My high school English teachers (and the spouse who is an English major)
all came to the same conclusion:

*) It would be *best* if English adopted an explicit third-person
gender-neutral pronoun (as opposed to a ungendered one, which is what 'it'
means, and which people find quite offensive because it implies no gender,
rather than an unknown one). By the same token, it should also have a
second person plural, which it lacks... neither of these appear to have
any formal choices that are in fact recognized by anyone who *uses* the
language.

*) English common usage (rather than formal usage) is rapidly and widely
adopting singular they (much like a lot of the country uses y'all,
or you all for those who don't want to sound Southern, for a second
person plural).

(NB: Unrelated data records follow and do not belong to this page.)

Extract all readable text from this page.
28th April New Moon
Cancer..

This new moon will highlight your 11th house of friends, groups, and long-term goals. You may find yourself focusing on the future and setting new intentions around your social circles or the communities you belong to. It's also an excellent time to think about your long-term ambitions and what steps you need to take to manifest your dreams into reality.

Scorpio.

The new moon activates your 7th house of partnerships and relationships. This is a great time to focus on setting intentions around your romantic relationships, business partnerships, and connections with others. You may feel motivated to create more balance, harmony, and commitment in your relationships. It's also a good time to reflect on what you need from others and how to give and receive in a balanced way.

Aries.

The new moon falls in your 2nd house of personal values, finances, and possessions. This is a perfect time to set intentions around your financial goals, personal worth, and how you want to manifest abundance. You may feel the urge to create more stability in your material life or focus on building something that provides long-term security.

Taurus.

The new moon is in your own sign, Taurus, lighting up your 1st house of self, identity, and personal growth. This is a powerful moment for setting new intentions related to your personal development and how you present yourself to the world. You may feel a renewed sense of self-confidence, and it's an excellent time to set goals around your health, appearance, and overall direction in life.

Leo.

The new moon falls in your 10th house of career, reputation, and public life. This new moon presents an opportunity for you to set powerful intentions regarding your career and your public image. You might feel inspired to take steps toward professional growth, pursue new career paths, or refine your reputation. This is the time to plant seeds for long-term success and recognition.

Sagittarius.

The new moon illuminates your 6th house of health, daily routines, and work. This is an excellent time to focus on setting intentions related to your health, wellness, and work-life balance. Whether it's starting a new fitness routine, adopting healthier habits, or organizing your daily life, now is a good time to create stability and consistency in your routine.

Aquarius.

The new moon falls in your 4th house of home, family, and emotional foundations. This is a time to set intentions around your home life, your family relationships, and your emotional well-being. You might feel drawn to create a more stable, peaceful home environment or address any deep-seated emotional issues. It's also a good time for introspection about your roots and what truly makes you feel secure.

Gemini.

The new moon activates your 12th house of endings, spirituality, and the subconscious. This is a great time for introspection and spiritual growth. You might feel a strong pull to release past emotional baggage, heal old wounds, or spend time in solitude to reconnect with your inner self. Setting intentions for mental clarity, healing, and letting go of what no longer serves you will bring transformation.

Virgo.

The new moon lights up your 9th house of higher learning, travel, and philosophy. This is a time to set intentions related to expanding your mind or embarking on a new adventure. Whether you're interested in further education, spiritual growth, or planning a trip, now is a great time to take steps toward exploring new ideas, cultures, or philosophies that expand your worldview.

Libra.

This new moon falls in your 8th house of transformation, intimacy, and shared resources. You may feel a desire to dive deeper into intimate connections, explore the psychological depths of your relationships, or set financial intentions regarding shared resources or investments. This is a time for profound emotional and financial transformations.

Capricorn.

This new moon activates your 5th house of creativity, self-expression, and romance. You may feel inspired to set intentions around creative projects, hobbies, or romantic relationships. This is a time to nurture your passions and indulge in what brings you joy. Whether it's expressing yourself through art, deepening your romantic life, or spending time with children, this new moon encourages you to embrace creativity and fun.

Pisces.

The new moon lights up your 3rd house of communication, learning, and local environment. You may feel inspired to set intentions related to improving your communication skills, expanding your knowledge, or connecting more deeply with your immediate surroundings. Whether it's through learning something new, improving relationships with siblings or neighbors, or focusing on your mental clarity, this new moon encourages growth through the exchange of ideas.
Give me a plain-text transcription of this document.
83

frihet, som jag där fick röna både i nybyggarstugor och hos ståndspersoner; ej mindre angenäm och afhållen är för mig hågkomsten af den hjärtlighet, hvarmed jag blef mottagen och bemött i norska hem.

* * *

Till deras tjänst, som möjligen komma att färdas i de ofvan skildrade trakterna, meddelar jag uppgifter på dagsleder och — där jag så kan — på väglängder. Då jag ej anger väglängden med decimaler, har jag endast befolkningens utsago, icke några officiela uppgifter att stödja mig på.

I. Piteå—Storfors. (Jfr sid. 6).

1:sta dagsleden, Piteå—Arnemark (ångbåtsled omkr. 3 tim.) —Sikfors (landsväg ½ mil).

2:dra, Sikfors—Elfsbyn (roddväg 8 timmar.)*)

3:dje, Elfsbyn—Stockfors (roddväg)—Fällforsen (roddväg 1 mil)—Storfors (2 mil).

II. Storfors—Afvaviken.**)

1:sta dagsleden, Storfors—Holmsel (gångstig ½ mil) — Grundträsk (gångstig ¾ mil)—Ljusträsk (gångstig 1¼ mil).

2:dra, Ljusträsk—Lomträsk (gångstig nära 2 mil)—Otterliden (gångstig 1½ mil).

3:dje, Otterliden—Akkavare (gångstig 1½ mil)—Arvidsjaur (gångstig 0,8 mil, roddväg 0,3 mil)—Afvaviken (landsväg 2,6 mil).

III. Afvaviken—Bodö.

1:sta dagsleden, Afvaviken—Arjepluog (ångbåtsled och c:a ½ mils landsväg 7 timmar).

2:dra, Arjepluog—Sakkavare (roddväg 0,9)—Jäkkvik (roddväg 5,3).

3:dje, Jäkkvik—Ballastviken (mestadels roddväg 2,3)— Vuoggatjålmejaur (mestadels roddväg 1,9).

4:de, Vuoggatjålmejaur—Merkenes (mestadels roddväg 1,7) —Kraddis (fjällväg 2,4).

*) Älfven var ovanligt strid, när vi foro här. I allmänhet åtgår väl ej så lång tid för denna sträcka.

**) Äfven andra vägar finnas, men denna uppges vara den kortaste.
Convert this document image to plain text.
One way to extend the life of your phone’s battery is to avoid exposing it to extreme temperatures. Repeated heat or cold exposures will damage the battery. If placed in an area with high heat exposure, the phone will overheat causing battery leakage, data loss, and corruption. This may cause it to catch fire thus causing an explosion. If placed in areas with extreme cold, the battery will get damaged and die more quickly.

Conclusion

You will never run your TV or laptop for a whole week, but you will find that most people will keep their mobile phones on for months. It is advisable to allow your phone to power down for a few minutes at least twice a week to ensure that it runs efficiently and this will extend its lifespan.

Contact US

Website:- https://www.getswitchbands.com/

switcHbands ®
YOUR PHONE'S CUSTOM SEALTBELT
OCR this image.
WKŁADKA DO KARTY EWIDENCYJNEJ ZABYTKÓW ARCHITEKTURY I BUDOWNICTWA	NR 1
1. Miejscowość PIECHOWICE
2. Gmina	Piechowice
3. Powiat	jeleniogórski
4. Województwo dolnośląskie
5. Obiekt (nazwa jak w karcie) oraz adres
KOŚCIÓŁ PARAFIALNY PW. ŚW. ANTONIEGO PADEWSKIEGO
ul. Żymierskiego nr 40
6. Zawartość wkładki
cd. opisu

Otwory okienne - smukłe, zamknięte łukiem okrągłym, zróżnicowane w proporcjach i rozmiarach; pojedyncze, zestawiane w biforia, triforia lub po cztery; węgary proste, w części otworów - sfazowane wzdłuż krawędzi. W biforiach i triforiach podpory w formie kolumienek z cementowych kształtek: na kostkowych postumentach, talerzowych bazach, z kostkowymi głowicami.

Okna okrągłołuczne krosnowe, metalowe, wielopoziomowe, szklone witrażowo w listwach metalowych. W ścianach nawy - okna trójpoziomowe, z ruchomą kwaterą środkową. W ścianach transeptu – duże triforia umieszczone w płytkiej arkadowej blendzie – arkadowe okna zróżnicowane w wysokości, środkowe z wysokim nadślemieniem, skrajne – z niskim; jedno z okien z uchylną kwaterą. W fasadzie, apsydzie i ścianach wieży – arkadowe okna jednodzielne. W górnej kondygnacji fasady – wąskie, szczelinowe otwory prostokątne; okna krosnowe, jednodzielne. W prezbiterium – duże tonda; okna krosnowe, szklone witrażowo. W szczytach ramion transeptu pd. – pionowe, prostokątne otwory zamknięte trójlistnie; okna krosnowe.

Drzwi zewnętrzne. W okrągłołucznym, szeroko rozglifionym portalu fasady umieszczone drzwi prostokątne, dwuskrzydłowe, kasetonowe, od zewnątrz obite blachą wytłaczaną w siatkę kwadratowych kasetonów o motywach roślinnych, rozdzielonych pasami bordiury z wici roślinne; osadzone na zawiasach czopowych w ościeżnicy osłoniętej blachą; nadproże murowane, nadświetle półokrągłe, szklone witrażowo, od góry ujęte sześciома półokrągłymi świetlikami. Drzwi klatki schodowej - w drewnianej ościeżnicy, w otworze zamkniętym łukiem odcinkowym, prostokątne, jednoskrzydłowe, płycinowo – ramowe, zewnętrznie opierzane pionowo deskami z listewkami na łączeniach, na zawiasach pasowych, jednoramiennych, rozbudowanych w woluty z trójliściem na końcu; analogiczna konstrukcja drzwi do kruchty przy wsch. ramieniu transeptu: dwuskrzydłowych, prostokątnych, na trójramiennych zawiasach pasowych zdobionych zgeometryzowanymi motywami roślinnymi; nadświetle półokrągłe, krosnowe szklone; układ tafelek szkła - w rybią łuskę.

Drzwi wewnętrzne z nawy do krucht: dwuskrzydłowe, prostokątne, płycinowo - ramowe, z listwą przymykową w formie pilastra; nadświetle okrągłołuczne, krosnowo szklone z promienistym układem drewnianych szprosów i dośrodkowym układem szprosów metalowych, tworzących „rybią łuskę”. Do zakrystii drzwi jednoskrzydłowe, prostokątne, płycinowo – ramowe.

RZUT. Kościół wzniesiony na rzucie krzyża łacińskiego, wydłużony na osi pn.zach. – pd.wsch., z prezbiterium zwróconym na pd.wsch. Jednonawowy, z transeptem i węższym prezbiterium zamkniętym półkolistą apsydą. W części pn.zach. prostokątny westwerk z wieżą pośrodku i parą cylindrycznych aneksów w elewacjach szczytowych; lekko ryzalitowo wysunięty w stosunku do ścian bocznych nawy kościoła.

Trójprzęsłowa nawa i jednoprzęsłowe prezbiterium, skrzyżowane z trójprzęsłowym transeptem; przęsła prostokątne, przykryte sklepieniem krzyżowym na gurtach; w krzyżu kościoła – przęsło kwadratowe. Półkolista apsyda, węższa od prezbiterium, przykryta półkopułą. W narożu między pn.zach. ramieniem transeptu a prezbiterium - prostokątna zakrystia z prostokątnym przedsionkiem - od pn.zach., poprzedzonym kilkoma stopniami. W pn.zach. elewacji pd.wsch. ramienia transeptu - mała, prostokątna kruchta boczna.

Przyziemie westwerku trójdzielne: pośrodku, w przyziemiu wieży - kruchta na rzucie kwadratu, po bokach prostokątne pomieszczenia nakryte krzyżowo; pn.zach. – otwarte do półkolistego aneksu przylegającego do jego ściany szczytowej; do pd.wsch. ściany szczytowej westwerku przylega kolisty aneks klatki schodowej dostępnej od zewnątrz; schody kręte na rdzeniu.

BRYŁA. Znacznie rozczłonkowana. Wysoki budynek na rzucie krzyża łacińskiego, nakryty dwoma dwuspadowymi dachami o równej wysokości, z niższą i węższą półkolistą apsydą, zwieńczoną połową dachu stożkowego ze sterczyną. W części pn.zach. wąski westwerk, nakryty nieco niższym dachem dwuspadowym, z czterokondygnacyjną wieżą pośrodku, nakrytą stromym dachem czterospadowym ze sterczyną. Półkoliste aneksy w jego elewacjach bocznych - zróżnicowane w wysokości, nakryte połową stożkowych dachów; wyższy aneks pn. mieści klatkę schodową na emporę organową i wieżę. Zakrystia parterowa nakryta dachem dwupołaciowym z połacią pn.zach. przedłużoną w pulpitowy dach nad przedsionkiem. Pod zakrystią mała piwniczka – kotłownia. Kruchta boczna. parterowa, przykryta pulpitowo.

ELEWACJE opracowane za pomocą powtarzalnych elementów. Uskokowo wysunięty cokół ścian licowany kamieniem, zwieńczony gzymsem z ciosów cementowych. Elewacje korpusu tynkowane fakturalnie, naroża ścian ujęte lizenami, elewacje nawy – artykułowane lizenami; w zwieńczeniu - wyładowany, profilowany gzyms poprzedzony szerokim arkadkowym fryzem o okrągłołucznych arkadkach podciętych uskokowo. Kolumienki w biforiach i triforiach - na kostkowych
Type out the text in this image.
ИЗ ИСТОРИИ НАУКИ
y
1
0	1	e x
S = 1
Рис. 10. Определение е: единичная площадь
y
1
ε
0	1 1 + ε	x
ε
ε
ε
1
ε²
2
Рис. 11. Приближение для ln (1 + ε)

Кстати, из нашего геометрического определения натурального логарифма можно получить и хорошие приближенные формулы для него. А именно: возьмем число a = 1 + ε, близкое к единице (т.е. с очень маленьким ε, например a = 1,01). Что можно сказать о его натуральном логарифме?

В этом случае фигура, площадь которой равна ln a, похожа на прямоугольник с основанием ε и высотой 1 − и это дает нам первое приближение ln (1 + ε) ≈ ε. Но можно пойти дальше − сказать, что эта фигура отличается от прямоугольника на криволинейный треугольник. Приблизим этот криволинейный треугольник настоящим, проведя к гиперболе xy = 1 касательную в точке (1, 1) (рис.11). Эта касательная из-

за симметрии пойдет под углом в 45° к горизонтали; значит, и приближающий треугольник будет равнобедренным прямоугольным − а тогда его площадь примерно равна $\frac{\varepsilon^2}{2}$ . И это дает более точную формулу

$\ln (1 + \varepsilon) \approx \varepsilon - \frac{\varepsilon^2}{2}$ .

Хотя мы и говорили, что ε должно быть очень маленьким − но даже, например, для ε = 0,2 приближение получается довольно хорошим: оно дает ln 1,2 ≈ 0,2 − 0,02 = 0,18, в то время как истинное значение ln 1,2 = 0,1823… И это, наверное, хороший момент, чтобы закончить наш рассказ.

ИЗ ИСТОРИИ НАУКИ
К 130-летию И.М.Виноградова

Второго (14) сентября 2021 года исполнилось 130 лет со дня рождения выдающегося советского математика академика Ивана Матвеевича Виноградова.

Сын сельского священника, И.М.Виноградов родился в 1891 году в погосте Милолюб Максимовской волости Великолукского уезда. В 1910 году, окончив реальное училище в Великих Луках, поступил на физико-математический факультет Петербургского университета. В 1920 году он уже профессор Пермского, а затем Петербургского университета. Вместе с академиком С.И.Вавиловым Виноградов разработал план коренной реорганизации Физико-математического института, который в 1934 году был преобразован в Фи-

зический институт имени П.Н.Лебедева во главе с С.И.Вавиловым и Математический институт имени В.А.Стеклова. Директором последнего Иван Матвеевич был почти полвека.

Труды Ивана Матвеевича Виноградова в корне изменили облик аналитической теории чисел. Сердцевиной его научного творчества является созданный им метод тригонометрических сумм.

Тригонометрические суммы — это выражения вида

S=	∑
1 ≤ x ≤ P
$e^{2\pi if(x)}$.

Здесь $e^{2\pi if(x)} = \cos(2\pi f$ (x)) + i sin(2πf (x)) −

This may be offensive to purists, but frankly, purists
shouldn't be speaking English in the first place. It's a terrible language
for purity. :)

The second point above means, very simply, that it is an evolving language,
and the people using the language have found a way to answer their need for
having a way to refer to a third party of an unknown or unspecified gender.
And this isn't just PC-speak; it can be found far more widely than it used
to be, and much more casually.

Certainly, the rules for writing business memos at my employer strongly
imply (though they don't come out and say it) that using he is considered
to be reinforcing a discrimination of language in connotation, *whatever*
the denotation may be, and is to be avoided - whether by using a specific
noun (the customer, the employee), singular they (if you can't read
the sentance out loud with a straight face, this is a bad choice), or
restructuring the sentance to not need a pronoun in that spot.

The first of those tends to get clumsy quickly; the latter is one of the
only real, workable solutions that doens't piss off one camp or the other,
because it avoids the situation entirely.
-- 
Joel Aelwyn [EMAIL PROTECTED]   ,''`.